Staring, he said: “Permanganate, probably, the usual stuff. We can soon rub that off. See anything familiar about him?”

Liddicombe let Mannering go. The dog growled. Liddicombe stepped in front of Mannering, and stared. Then: “No.”

“Sure?”

“Yes.”

The other man laughed on a deep, satisfied note.

“You're slipping, Jeff! Won't old Bony Face be pleased? We've found Mr. Ruddy Mannering, and he won't get away. All we want now is the Woburn woman, and then Bony Face can do what he likes.
I
won't be sorry when it's over.” He paused, lit a cigarette slowly, and puffed the smoke into Mannering's face with cruel insolence. “You're a worker, I'll say that for you,” he said, “it's almost a pity you're on the other side. What did you come for?

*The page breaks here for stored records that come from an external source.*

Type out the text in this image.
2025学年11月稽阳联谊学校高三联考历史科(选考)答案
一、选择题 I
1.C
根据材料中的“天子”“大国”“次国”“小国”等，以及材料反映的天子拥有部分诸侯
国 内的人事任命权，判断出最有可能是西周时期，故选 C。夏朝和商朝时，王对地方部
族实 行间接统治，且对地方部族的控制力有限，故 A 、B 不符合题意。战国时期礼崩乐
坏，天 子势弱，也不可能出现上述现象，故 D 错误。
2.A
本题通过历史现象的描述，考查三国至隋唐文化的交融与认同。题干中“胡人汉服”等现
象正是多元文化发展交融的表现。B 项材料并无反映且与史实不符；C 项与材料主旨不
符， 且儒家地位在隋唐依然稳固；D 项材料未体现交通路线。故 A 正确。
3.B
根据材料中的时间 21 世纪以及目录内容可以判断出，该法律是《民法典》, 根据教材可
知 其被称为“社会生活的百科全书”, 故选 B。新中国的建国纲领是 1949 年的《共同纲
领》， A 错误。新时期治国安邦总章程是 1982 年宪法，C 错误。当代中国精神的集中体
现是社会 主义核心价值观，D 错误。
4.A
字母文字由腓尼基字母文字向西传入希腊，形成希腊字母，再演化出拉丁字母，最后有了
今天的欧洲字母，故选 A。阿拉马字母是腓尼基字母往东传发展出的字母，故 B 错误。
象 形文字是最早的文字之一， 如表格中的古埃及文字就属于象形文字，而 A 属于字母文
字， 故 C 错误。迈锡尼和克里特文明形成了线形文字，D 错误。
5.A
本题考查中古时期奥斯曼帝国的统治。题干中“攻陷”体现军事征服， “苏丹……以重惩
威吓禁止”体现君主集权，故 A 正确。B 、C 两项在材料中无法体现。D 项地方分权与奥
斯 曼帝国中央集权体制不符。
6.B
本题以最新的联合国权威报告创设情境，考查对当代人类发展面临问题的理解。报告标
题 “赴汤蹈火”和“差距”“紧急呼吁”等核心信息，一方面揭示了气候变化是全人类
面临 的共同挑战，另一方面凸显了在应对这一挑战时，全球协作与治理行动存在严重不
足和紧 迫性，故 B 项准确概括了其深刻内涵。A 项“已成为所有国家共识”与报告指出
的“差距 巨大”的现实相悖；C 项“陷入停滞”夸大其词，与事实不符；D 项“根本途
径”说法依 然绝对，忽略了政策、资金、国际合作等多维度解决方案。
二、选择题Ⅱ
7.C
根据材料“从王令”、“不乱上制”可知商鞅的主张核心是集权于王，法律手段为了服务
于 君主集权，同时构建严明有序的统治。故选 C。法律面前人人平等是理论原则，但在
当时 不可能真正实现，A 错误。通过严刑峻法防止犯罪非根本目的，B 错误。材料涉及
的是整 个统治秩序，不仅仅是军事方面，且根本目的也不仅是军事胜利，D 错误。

Mannering said heavily: “For a plan of the roof of Brook House.”

“What the hell made you come here for that?”Liddicombe demanded.

“You're a good draughtsman, aren't you?” Mannering said.

There was no point in refusing to answer, for obviously they daren't let him go. The attack had been so savage and fierce that he was still feeling the effect. The speed with which his assailant had spotted the disguise, once the cheek pad was loose, took hope away.

For those few minutes, he saw no hope at all.

“Told the police about this?” Liddicombe snapped.

Mannering didn't answer. He just saw the possibility of worrying them, of lying, of making them think the police were after them.

The stranger said: “He wouldn't tell the police about a job like this, he wants the kudos. Famous amateur 'tec beats the cops!” The gibe came sneeringly. “We don't have to worry about this. We've only got one thing to worry about—do we kill him now or do we try to use him to get the woman?”